Raucous Uptown Theater crowd goes bonkers over hometown girl Janelle Monáe

11/16/2013 3:16 AM

11/16/2013 10:38 PM

Janelle Monáe entered the stage restrained by a straitjacket, accompanied by attendants in lab coats. It was a sign of things to come.

Before she left almost two hours later, Monáe had ignited several outbursts of manic insanity, none more feverish than what erupted during “Come Alive,” an encore that exceeded 35 minutes.

Monáe was in town Friday night for a show at the Uptown Theater, her first major headlining show in her hometown. She drew a crowd of about 1,800, many of them members of her immediate family and close friends from Kansas City, Kan., where she was born and raised.

She gave everyone a night to remember: a relentless barrage of dance, music, rhythms, grooves and attitude, filling a large room with a potent mix of energy, love and admiration for the petite lady who inflamed it all.

She opened with “Give ’Em What They Love,” a track off her latest album, “The Electric Lady,” that features Prince on the recorded version. But Monáe didn’t need him to rouse some rabble on the floor this evening. Before her set started, one of her attendants, who also served as her emcee, told the crowd: “You will dance or die this evening.” Well, not everyone danced and no one died, but there were plenty of people in motion and in various states of glee all over the theater, all night.
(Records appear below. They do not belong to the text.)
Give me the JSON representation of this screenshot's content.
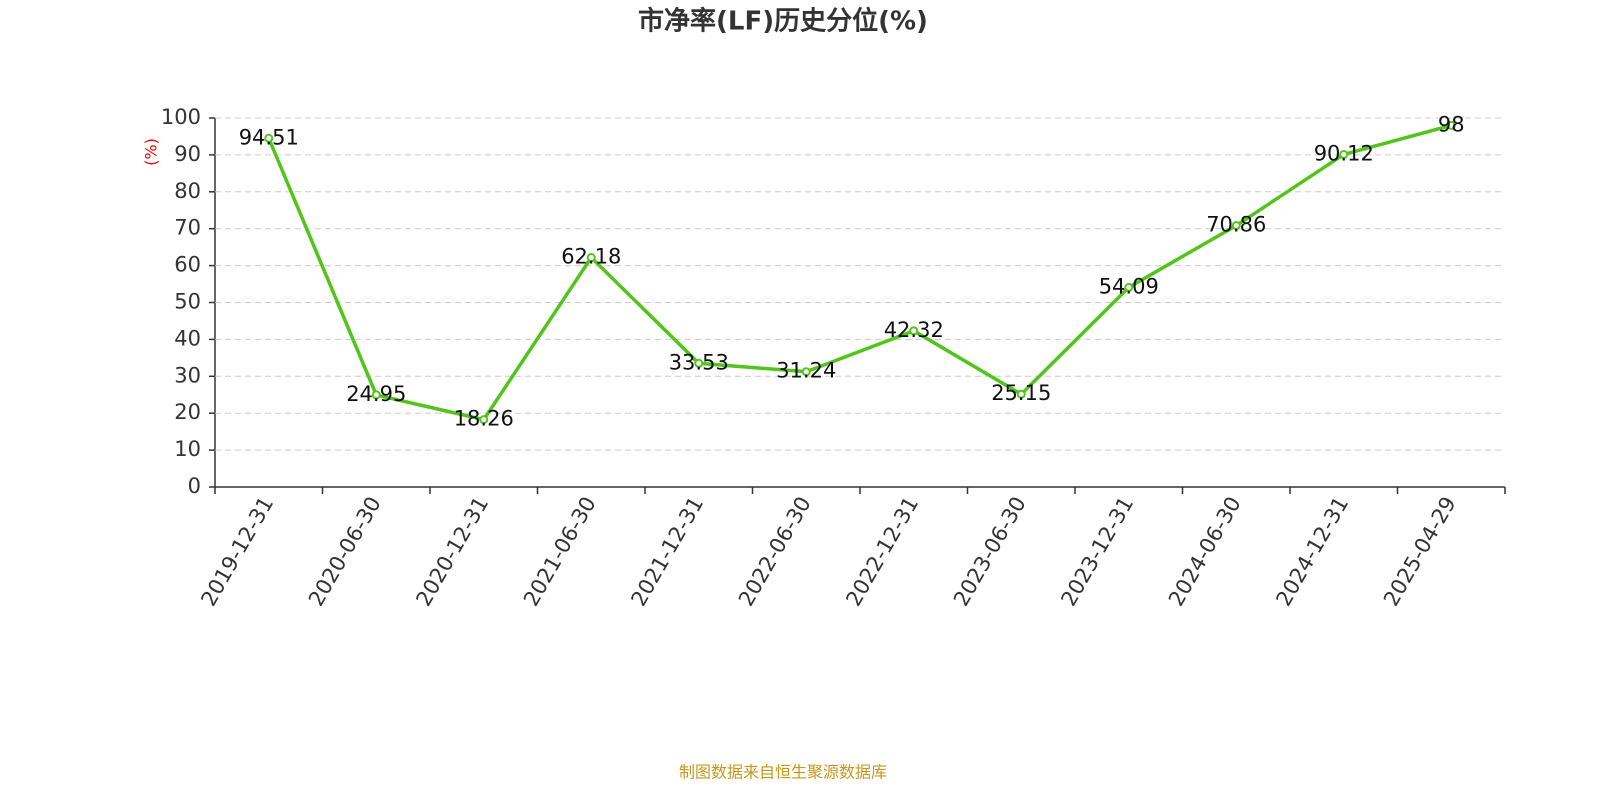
{
  "chart_data": {
    "type": "line",
    "title": "市净率(LF)历史分位(%)",
    "y_label": "(%)",
    "source": "制图数据来自恒生聚源数据库",
    "categories": [
      "2019-12-31",
      "2020-06-30",
      "2020-12-31",
      "2021-06-30",
      "2021-12-31",
      "2022-06-30",
      "2022-12-31",
      "2023-06-30",
      "2023-12-31",
      "2024-06-30",
      "2024-12-31",
      "2025-04-29"
    ],
    "values": [
      94.51,
      24.95,
      18.26,
      62.18,
      33.53,
      31.24,
      42.32,
      25.15,
      54.09,
      70.86,
      90.12,
      98
    ],
    "color": "#52c41a",
    "ylim": [
      0,
      100
    ],
    "yticks": [
      0,
      10,
      20,
      30,
      40,
      50,
      60,
      70,
      80,
      90,
      100
    ],
    "grid": true
  }
}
The stage setup was relatively primitive: some spotlights and a couple of light stacks that changed color, but no videos or other visual stimulants. Nearly everything was cast in white, including Monáe, except for her black bow-tie, suspenders and black boots, and her engaging backup singers/dancers, who wore dresses of black-and-white candy stripes.

But there was plenty to watch; it was hard to look away. The pacing of this show was electric, and the source of all that energy was the headliner, who showed off an impressive array of talents and skills, from her incredible voice to her theatrical spirit to her slick dance skills to her 200,000-kilowatt personality, which is as warm and funny and charming as it seems completely genuine. She will turn 28 in a few weeks, but as a performer, she has the polish and panache of someone with twice her experience.

The sound could have been better. During, “Victory,” she had to sing through several peals of feedback, and the rest of the show was marred by periods of muddy sound, especially when the keyboards and horns executed bright and heavy flourishes. A few times, her voice disappeared in the mix.

It’s hard to pick out highlights from a show that suffered virtually no lulls or lags, but “Ghetto Woman” was one. So was her cover of “I Want You Back” and then the one-two punch of “Cold War” and “Tight Rope.” The cover of Prince’s “Let’s Go Crazy” also started a ruckus.

After that, she and her band (horns, keys, drums, percussion, bass) showed some remarkable patience and endurance during the 35-plus-minute version of “Come Alive (War of the Roses).” During that one, Monáe choreographed a sing-along as she coaxed the crowd on the floor to drop to its knees (a la “Shout” in “Animal House”). It all went on for a long time, too long, you could rightfully argue. But when she finally brought it to a climax — drawing the band and the crowd into a full-throttle eruption of song and dance — it all felt worth while.

But she wasn’t done. As the band sustained the groove, Monáe crowd-surfed, on her stomach — at times, moving her arms as if swimming (some endearing facial expressions included) — from the foot of the stage to the soundboard and back to the stage. All the while she was treated and greeted like royalty.

She could have let the crowd go home right after that, in a slightly deranged state, but instead she gave them another song, an uplifting ballad called “What An Experience.” Yes, this show was an experience, but it was more like an adventure, an excursion led by a talented, charismatic dynamo who knows how to exorcise a crowd’s inhibitions and take it to the brink of some harmless, therapeutic insanity.